I guess my advice to be more confident is just to keep producing. Even if you think its crap, just keep doing it. Don’t get discouraged and focus on the things that aren’t so great.

How can creatives turn our passions into profit?
Definitely know your worth. With me specifically, when I first started DOPEciety, I was selling shirts for something ridiculous like $15 and it costs like $10 to make a shirt! So there was no profit there. And kind of taking a stance and knowing how much time and effort it takes to make the products. I used to style friends and I wouldn’t charge them because they were my friends, but then I felt like if people were really my friends and they respect me they’ll understand that I can’t give my time for free because my time literally is money. I think that shift in thinking helped a lot. And also just knowing your resources and knowing when you need help. So kind of just letting my ego down and reaching out to people and asking for help.

A lot of my friends and I truly admire you and what you do. Who do you admire?
I admire my mom. She had it really rough being a single parent and raising me and haveng to deal with a moody teenager and kind of just instilling in me that I could put my mind to whatever and do it. I admire my grandmother for her grace. She is definitely somebody I look up to for her never-ending patience and compassion for people. She was a very giving person. In Liberia she was known for literally picking up children off the street and caring for them. She was a very nurturing person. I wouldn’t say that doesn’t come to me naturally because I am a caring person but I do have issues with temper and being overly sensitive to stuff but I admire her for that.
I feel like our culture in general has this obsession with celebrities and celebrity worship and people on Tumblr and Instagram and idolizing them. I feel more inspired by people in my family. I find a lot of things admirable in (everyday) people.

What has been the most rewarding part about running your own company?
It’s wonderful that I can get up and do work in my PJs if I want to. I worked at GW(George Washington University) straight out of college fundraising for 6 years. I was making really good money. I had a stable job really good benefits (and) vacation time, but I was miserable. I felt like I was on a hamster wheel: you get up, you take a shower, you get dressed, you go to work, you work, you go to t he gym for lunch, you sit at your computer for hours, you go home, you have a glass of wine, you watch some TV, you wake up and do the same thing the next day. Everyday. I think the most rewarding thing is being able to get up and make my own day and my own schedule. It feels good that I’m in control.

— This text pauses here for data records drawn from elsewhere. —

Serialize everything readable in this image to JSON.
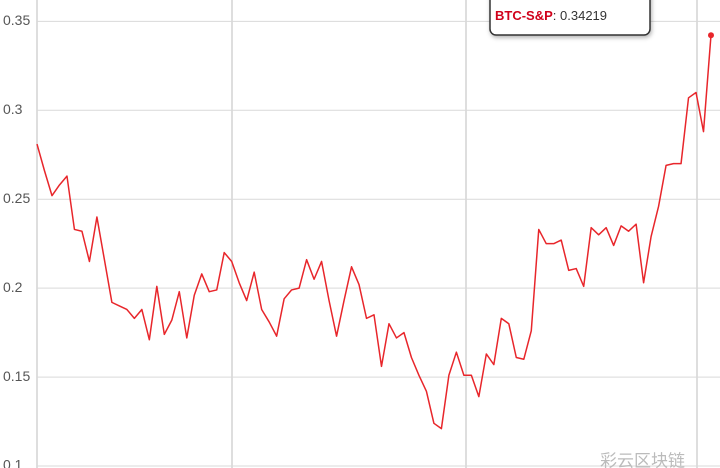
{
  "chart_data": {
    "type": "line",
    "series": [
      {
        "name": "BTC-S&P",
        "color": "#e8262b",
        "values": [
          0.281,
          0.266,
          0.252,
          0.258,
          0.263,
          0.233,
          0.232,
          0.215,
          0.24,
          0.216,
          0.192,
          0.19,
          0.188,
          0.183,
          0.188,
          0.171,
          0.201,
          0.174,
          0.182,
          0.198,
          0.172,
          0.196,
          0.208,
          0.198,
          0.199,
          0.22,
          0.215,
          0.203,
          0.193,
          0.209,
          0.188,
          0.181,
          0.173,
          0.194,
          0.199,
          0.2,
          0.216,
          0.205,
          0.215,
          0.193,
          0.173,
          0.193,
          0.212,
          0.202,
          0.183,
          0.185,
          0.156,
          0.18,
          0.172,
          0.175,
          0.161,
          0.151,
          0.142,
          0.124,
          0.121,
          0.151,
          0.164,
          0.151,
          0.151,
          0.139,
          0.163,
          0.157,
          0.183,
          0.18,
          0.161,
          0.16,
          0.176,
          0.233,
          0.225,
          0.225,
          0.227,
          0.21,
          0.211,
          0.201,
          0.234,
          0.23,
          0.234,
          0.224,
          0.235,
          0.232,
          0.236,
          0.203,
          0.229,
          0.246,
          0.269,
          0.27,
          0.27,
          0.307,
          0.31,
          0.288,
          0.34219
        ]
      }
    ],
    "ylim": [
      0.1,
      0.362
    ],
    "yticks": [
      0.1,
      0.15,
      0.2,
      0.25,
      0.3,
      0.35
    ],
    "grid": true,
    "watermark": "彩云区块链"
  }
}
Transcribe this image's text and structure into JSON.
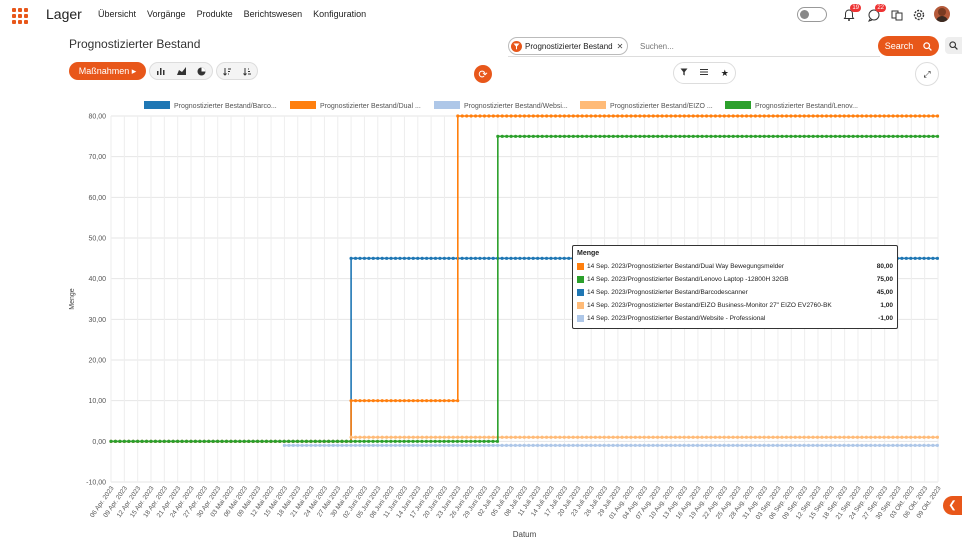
{
  "app": {
    "title": "Lager"
  },
  "menu": [
    "Übersicht",
    "Vorgänge",
    "Produkte",
    "Berichtswesen",
    "Konfiguration"
  ],
  "notifications": {
    "bell_count": "19",
    "chat_count": "22"
  },
  "page": {
    "title": "Prognostizierter Bestand"
  },
  "search": {
    "chip": "Prognostizierter Bestand",
    "placeholder": "Suchen...",
    "button": "Search"
  },
  "toolbar": {
    "actions_label": "Maßnahmen"
  },
  "icons": {
    "apps": "grid-icon",
    "chart_bar": "bar-chart-icon",
    "chart_area": "area-chart-icon",
    "chart_pie": "pie-chart-icon",
    "sort_asc": "sort-ascending-icon",
    "sort_desc": "sort-descending-icon",
    "refresh": "refresh-icon",
    "filter": "filter-icon",
    "list": "list-icon",
    "favorite": "star-icon",
    "expand": "expand-icon"
  },
  "colors": {
    "accent": "#e8571a"
  },
  "tooltip": {
    "title": "Menge",
    "rows": [
      {
        "label": "14 Sep. 2023/Prognostizierter Bestand/Dual Way Bewegungsmelder",
        "value": "80,00",
        "color": "#ff7f0e"
      },
      {
        "label": "14 Sep. 2023/Prognostizierter Bestand/Lenovo Laptop -12800H 32GB",
        "value": "75,00",
        "color": "#2ca02c"
      },
      {
        "label": "14 Sep. 2023/Prognostizierter Bestand/Barcodescanner",
        "value": "45,00",
        "color": "#1f77b4"
      },
      {
        "label": "14 Sep. 2023/Prognostizierter Bestand/EIZO Business-Monitor 27\" EIZO EV2760-BK",
        "value": "1,00",
        "color": "#ffbb78"
      },
      {
        "label": "14 Sep. 2023/Prognostizierter Bestand/Website - Professional",
        "value": "-1,00",
        "color": "#aec7e8"
      }
    ]
  },
  "chart_data": {
    "type": "line",
    "xlabel": "Datum",
    "ylabel": "Menge",
    "ylim": [
      -10,
      80
    ],
    "yticks": [
      "-10,00",
      "0,00",
      "10,00",
      "20,00",
      "30,00",
      "40,00",
      "50,00",
      "60,00",
      "70,00",
      "80,00"
    ],
    "x": [
      "06 Apr. 2023",
      "09 Apr. 2023",
      "12 Apr. 2023",
      "15 Apr. 2023",
      "18 Apr. 2023",
      "21 Apr. 2023",
      "24 Apr. 2023",
      "27 Apr. 2023",
      "30 Apr. 2023",
      "03 Mai 2023",
      "06 Mai 2023",
      "09 Mai 2023",
      "12 Mai 2023",
      "15 Mai 2023",
      "18 Mai 2023",
      "21 Mai 2023",
      "24 Mai 2023",
      "27 Mai 2023",
      "30 Mai 2023",
      "02 Juni 2023",
      "05 Juni 2023",
      "08 Juni 2023",
      "11 Juni 2023",
      "14 Juni 2023",
      "17 Juni 2023",
      "20 Juni 2023",
      "23 Juni 2023",
      "26 Juni 2023",
      "29 Juni 2023",
      "02 Juli 2023",
      "05 Juli 2023",
      "08 Juli 2023",
      "11 Juli 2023",
      "14 Juli 2023",
      "17 Juli 2023",
      "20 Juli 2023",
      "23 Juli 2023",
      "26 Juli 2023",
      "29 Juli 2023",
      "01 Aug. 2023",
      "04 Aug. 2023",
      "07 Aug. 2023",
      "10 Aug. 2023",
      "13 Aug. 2023",
      "16 Aug. 2023",
      "19 Aug. 2023",
      "22 Aug. 2023",
      "25 Aug. 2023",
      "28 Aug. 2023",
      "31 Aug. 2023",
      "03 Sep. 2023",
      "06 Sep. 2023",
      "09 Sep. 2023",
      "12 Sep. 2023",
      "15 Sep. 2023",
      "18 Sep. 2023",
      "21 Sep. 2023",
      "24 Sep. 2023",
      "27 Sep. 2023",
      "30 Sep. 2023",
      "03 Okt. 2023",
      "06 Okt. 2023",
      "09 Okt. 2023"
    ],
    "series": [
      {
        "name": "Prognostizierter Bestand/Barco...",
        "color": "#1f77b4",
        "steps": [
          {
            "from": "06 Apr. 2023",
            "value": 0
          },
          {
            "from": "30 Mai 2023",
            "value": 45
          }
        ]
      },
      {
        "name": "Prognostizierter Bestand/Dual ...",
        "color": "#ff7f0e",
        "steps": [
          {
            "from": "06 Apr. 2023",
            "value": 0
          },
          {
            "from": "30 Mai 2023",
            "value": 10
          },
          {
            "from": "23 Juni 2023",
            "value": 80
          }
        ]
      },
      {
        "name": "Prognostizierter Bestand/Websi...",
        "color": "#aec7e8",
        "steps": [
          {
            "from": "15 Mai 2023",
            "value": -1
          }
        ]
      },
      {
        "name": "Prognostizierter Bestand/EIZO ...",
        "color": "#ffbb78",
        "steps": [
          {
            "from": "30 Mai 2023",
            "value": 1
          }
        ]
      },
      {
        "name": "Prognostizierter Bestand/Lenov...",
        "color": "#2ca02c",
        "steps": [
          {
            "from": "06 Apr. 2023",
            "value": 0
          },
          {
            "from": "02 Juli 2023",
            "value": 75
          }
        ]
      }
    ]
  }
}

What is the most frustrating part?
I think for me the most frustrating thing is knowing that I can’t please everybody and knowing that I will make mistakes and it’s okay. I’m very hard on myself. And kind of just getting out my head and saying “You made a mistake, but its okay.”

Denisio’s advice for pursuing what you’re passionate about:

I don’t have regrets because my journey is my journey and I’m where I’m supposed to be now for a reason. But if I could go back, even though I had a full ride at my college, I probably would’ve gone to art school like I wanted to. I wish I was a little more brave and not so much afraid of what people would think.